6. You can't or don't want to talk to each other anymore.
It's common knowledge that successful relationships are built on a strong foundation of communication. That's why, when one person isn't receptive, overly-sensitive or easily angered by a given important topic, or you can't get beyond small talk and can't have a meaningful, productive conversation, it's time to reassess what's up.
7. You appease the other person just to keep an even keel.
You do things you don't want to do, and you avoid proposing a solution or standing up for yourself, just to avoid an argument, and because you figure it doesn't matter anyway. That kind of hopeless attitude only results in bitterness toward the other person, and it's no way to go through your day.
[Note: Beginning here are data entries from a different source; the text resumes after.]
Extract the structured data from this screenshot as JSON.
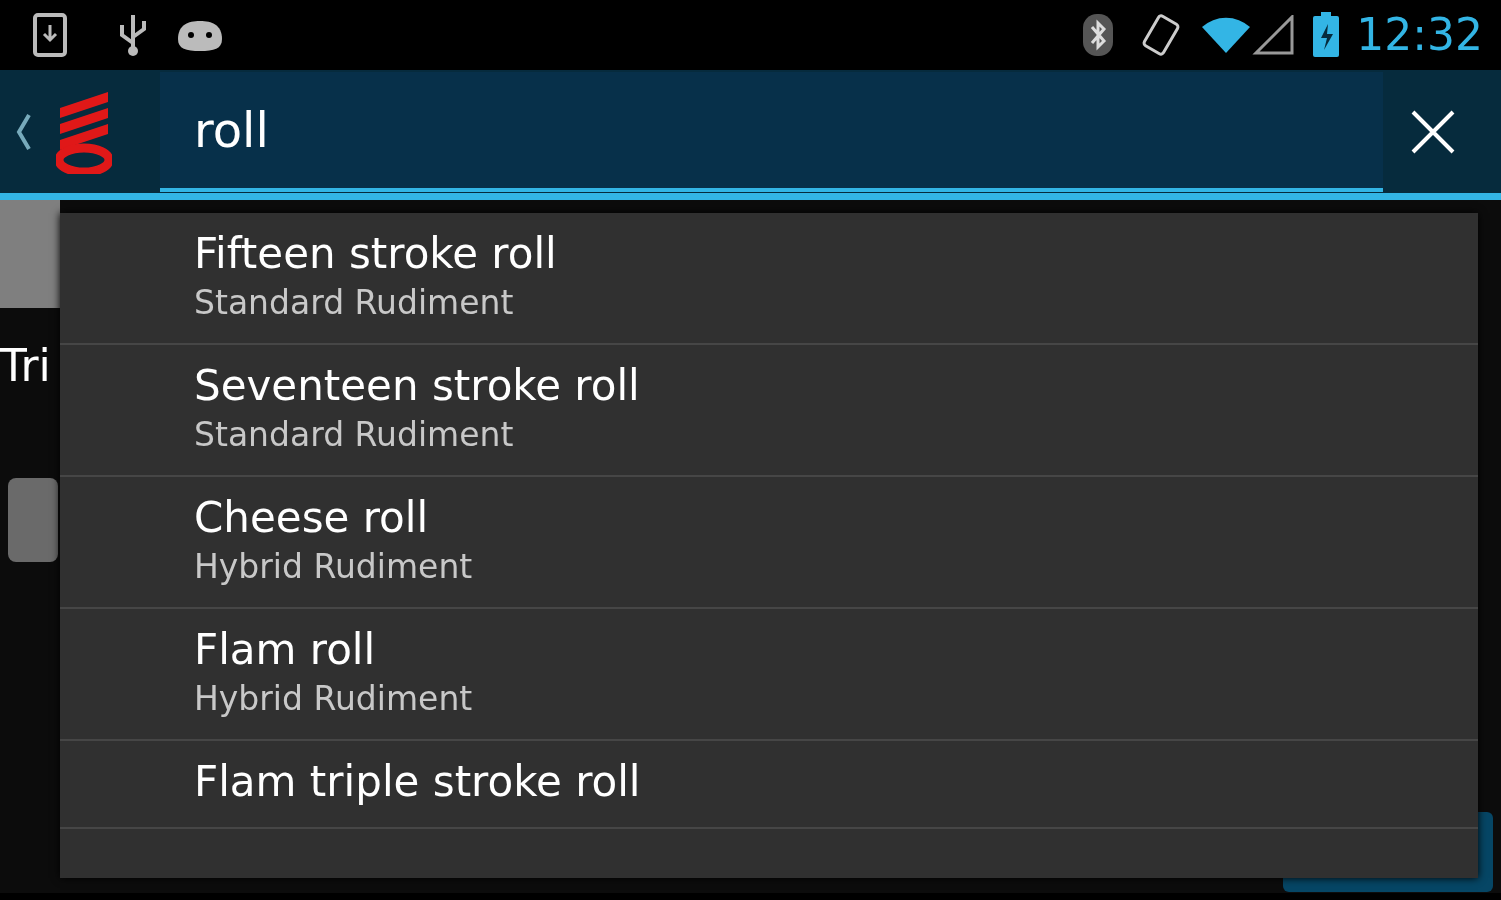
{
  "status_bar": {
    "time": "12:32"
  },
  "search": {
    "query": "roll"
  },
  "background": {
    "text": "Tri"
  },
  "suggestions": [
    {
      "title": "Fifteen stroke roll",
      "subtitle": "Standard Rudiment"
    },
    {
      "title": "Seventeen stroke roll",
      "subtitle": "Standard Rudiment"
    },
    {
      "title": "Cheese roll",
      "subtitle": "Hybrid Rudiment"
    },
    {
      "title": "Flam roll",
      "subtitle": "Hybrid Rudiment"
    },
    {
      "title": "Flam triple stroke roll"
    }
  ]
}
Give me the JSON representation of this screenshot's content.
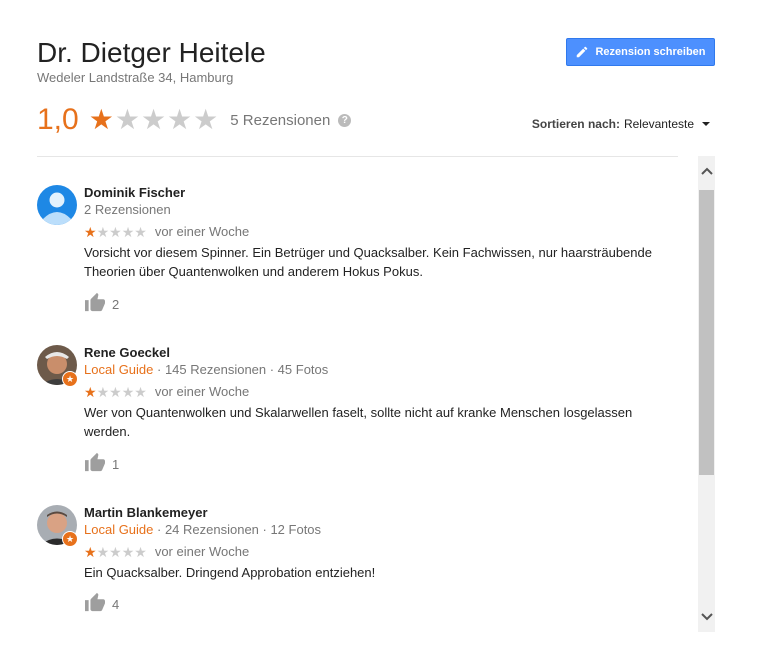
{
  "header": {
    "title": "Dr. Dietger Heitele",
    "address": "Wedeler Landstraße 34, Hamburg",
    "write_review_label": "Rezension schreiben"
  },
  "summary": {
    "average": "1,0",
    "average_value": 1,
    "max_stars": 5,
    "review_count": "5 Rezensionen",
    "help_glyph": "?"
  },
  "sort": {
    "label": "Sortieren nach:",
    "value": "Relevanteste"
  },
  "reviews": [
    {
      "name": "Dominik Fischer",
      "local_guide": "",
      "meta": "2 Rezensionen",
      "stars": 1,
      "time": "vor einer Woche",
      "text": "Vorsicht vor diesem Spinner. Ein Betrüger und Quacksalber. Kein Fachwissen, nur haarsträubende Theorien über Quantenwolken und anderem Hokus Pokus.",
      "likes": "2"
    },
    {
      "name": "Rene Goeckel",
      "local_guide": "Local Guide",
      "meta": " · 145 Rezensionen · 45 Fotos",
      "stars": 1,
      "time": "vor einer Woche",
      "text": "Wer von Quantenwolken und Skalarwellen faselt, sollte nicht auf kranke Menschen losgelassen werden.",
      "likes": "1"
    },
    {
      "name": "Martin Blankemeyer",
      "local_guide": "Local Guide",
      "meta": " · 24 Rezensionen · 12 Fotos",
      "stars": 1,
      "time": "vor einer Woche",
      "text": "Ein Quacksalber. Dringend Approbation entziehen!",
      "likes": "4"
    }
  ],
  "colors": {
    "accent_orange": "#e7711b",
    "button_blue": "#4d90fe",
    "star_empty": "#cccccc"
  },
  "icons": {
    "pencil": "pencil-icon",
    "thumbs_up": "thumbs-up-icon",
    "help": "help-icon",
    "scroll_up": "chevron-up-icon",
    "scroll_down": "chevron-down-icon"
  }
}
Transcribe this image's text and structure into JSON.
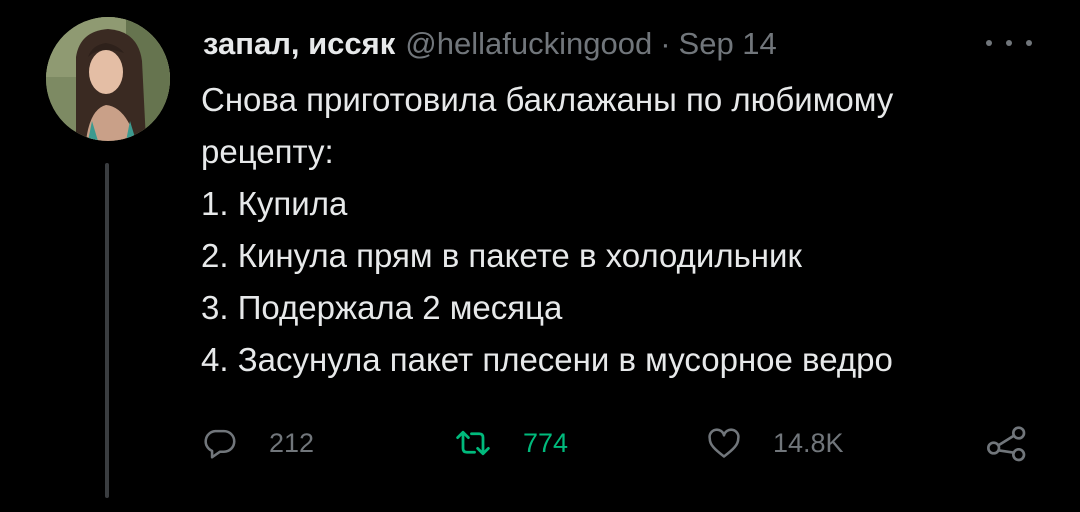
{
  "tweet": {
    "display_name": "запал, иссяк",
    "handle": "@hellafuckingood",
    "separator": "·",
    "time": "Sep 14",
    "text_lines": [
      "Снова приготовила баклажаны по любимому",
      "рецепту:",
      "1. Купила",
      "2. Кинула прям в пакете в холодильник",
      "3. Подержала 2 месяца",
      "4. Засунула пакет плесени в мусорное ведро"
    ],
    "stats": {
      "replies": "212",
      "retweets": "774",
      "likes": "14.8K"
    }
  },
  "icons": {
    "more": "more-horizontal-icon",
    "reply": "reply-bubble-icon",
    "retweet": "retweet-arrows-icon",
    "like": "heart-icon",
    "share": "share-icon"
  },
  "colors": {
    "background": "#000000",
    "text": "#e7e9ea",
    "muted": "#71767b",
    "retweeted": "#00ba7c",
    "thread_line": "#3a3d40"
  }
}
Fix it, one way or another.
8. You're thinking about what else is out there.
OK, it's relatively common to admire a good looking passerby or have a celebrity top five list. However, the moment you become really curious about who else could be out there, if there's someone who could make you happier, or worry that you missed your “one,” you need to have a real heart-to-heart with yourself about what you're not getting already and what that means for your relationship.
9. The 85 percent.
You know there's nothing wrong, but there's an undeniable voice in your head telling you it's just not right. I call this the “85 percent,” where the majority of the relationship is good, but it's that last 15 percent that's missing. There's not a lot on the surface and in the moment, but it's big enough to be important when determining whether or not to commit yourself to another person. It's also the difference between an “A” and a “B,” if that helps define it a bit.
10. The only reason you're staying is to avoid breaking someone's heart.
He's the sweetest person. She doesn't deserve that kind of pain. He's never going to trust anyone ever again if I end it.
We've all been there: staying to avoid causing someone else pain or because the other person can't handle it emotionally right now. No matter how noble it might seem, it's not a good enough reason to stay. And think about it: If you're not happy, you're thinking about what else is out there, or you're not attracted to the person you're with, what kind of quality will the relationship be in, if you do stay?
As the adage goes, breaking up is hard to do. That's true to matter the circumstance. Ending a relationship requires strength, courage and an understanding of your own self-worth. So put these 10 thoughts into context with your own relationship to determine what you need and how to proceed.
In a parting thought, flip this article on its head; if your significant other was feeling any of the above about you, would you want them to stay, just for the sake of toughing it out?